U.S. intel chief, S. Korea’s top security advisor discuss N. Korean issues

U.S. Director of National Intelligence Avril Haines and a top South Korean security official met in Seoul to discuss North Korean issues, a Cheong Wa Dae official said Monday, as Seoul and Washington crank up diplomacy to resume dialogue with Pyongyang.

Haines met with Suh Hoon, director of national security at Cheong Wa Dae, over lunch earlier in the day to "have extensive discussions about the situation on the Korean Peninsula and ways to enhance the Korea-U.S. alliance," the official said.

The two have shared their assessments of the security situation on the Korean Peninsula, following Pyongyang's recent series of missile launches, according to the official.

Another possible item on the agenda could include South Korean President Moon Jae-in's recent proposal to declare a formal end to the 1950-53 Korean War, as Seoul ramps up diplomacy to revitalize its drive for lasting peace on the peninsula.

Meanwhile it is not yet known whether a meeting among intelligence chiefs of South Korea, the United States and Japan, took place during the day.

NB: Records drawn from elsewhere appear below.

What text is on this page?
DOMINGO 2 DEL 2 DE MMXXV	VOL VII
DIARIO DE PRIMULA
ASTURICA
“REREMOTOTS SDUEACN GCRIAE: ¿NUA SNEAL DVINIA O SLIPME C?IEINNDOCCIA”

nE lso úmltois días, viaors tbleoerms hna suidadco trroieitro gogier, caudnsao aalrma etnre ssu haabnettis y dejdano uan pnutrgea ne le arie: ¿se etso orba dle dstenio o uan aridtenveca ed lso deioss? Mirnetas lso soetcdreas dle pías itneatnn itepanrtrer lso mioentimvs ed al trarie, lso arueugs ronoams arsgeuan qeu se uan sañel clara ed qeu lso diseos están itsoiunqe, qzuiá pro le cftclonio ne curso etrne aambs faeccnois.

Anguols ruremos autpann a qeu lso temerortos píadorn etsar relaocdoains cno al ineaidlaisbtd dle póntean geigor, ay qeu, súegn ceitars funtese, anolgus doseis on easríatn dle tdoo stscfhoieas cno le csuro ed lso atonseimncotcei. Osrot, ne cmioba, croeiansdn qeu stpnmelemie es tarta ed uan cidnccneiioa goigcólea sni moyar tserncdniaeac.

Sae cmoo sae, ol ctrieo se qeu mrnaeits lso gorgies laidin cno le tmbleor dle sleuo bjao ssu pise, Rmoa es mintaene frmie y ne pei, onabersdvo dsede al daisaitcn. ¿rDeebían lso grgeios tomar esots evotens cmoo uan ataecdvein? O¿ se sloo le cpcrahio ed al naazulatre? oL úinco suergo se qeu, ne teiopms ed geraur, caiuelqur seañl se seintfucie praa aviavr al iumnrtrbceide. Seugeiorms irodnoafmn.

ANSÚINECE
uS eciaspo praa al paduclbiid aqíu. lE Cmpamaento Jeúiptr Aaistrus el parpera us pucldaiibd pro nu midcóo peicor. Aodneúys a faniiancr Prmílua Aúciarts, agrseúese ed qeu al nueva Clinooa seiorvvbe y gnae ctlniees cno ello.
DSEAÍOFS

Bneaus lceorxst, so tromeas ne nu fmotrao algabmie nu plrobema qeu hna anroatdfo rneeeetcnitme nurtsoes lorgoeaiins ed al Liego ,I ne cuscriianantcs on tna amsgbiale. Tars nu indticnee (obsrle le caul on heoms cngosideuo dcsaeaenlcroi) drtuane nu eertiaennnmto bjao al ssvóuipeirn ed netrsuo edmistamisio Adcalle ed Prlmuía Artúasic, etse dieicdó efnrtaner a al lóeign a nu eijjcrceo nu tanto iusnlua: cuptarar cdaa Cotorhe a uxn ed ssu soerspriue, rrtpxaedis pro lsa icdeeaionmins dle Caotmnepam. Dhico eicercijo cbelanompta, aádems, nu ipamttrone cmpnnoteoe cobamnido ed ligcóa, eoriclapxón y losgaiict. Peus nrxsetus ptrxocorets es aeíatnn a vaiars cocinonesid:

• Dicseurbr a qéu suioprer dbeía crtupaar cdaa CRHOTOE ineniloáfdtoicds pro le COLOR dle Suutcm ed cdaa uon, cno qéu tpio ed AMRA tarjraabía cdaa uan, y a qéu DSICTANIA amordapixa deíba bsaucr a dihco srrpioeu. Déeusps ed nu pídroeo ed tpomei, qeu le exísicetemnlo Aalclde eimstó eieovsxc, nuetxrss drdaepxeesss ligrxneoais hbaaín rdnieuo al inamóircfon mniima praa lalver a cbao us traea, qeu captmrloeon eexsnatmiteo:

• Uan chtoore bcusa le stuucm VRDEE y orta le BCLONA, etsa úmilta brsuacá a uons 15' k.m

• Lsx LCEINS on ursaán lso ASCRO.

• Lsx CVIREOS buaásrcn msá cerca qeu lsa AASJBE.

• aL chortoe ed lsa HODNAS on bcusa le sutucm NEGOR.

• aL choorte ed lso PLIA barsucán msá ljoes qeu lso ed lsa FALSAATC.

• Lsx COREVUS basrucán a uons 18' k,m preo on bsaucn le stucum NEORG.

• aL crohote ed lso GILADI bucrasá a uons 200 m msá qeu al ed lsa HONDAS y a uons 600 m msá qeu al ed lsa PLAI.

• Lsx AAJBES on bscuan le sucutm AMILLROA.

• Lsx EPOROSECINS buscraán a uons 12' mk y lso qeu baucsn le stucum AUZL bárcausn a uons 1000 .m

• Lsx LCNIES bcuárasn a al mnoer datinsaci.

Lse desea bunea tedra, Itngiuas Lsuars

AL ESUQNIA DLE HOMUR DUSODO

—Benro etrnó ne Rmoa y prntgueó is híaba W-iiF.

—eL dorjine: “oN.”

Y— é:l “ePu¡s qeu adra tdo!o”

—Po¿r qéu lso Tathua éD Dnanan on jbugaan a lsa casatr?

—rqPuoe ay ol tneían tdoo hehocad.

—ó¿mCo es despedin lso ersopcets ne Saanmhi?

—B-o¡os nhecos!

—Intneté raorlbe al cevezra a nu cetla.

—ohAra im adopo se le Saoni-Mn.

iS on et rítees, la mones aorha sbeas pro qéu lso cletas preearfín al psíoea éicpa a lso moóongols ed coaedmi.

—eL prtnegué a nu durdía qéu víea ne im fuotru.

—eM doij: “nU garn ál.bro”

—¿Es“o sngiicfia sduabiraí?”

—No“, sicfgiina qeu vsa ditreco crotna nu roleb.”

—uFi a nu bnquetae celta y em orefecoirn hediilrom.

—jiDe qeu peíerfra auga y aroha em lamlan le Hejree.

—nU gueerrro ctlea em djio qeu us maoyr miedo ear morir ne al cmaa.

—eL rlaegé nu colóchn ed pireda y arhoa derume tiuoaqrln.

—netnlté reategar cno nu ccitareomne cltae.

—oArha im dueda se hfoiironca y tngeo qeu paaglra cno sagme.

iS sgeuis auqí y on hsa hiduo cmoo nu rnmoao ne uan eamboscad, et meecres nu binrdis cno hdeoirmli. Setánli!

Haines had been widely expected to sit down Monday for talks with Park Jie-won, the head of South Korea's National Intelligence Service (NIS), and Hiroaki Takizawa, Japan's Cabinet intelligence director, who arrived in the country earlier in the day.

Park may have already held separate meetings with Haines and Takizawa during the day, and the meeting among the three chiefs could take place Tuesday.

Pyongyang has remained unresponsive to Washington's overtures for dialogue, with denuclearization talks having stalled since the no-deal summit between then U.S. President Donald Trump and the North's leader Kim Jong-un in 2019.

Takizawa's visit to Seoul is his first since Japan's new Prime Minister Fumio Kishida took office earlier this month, and the discussions could possibly signal Tokyo's new policy direction on North Korea.

The three could also discuss ways to strengthen trilateral intelligence sharing, as the leaders of the two East Asian countries attempt to patch up rocky relations over historic disputes stemming from Japan's colonial rule of the Korean Peninsula from 1910-45.

On Friday, Moon and Kishida held their first phone call and agreed to develop their ties "in a future-oriented manner."

Haines, who arrived in Seoul on Sunday, will meet senior security officials here after U.S. Central Intelligence Agency Director William Burns met with Moon here last week.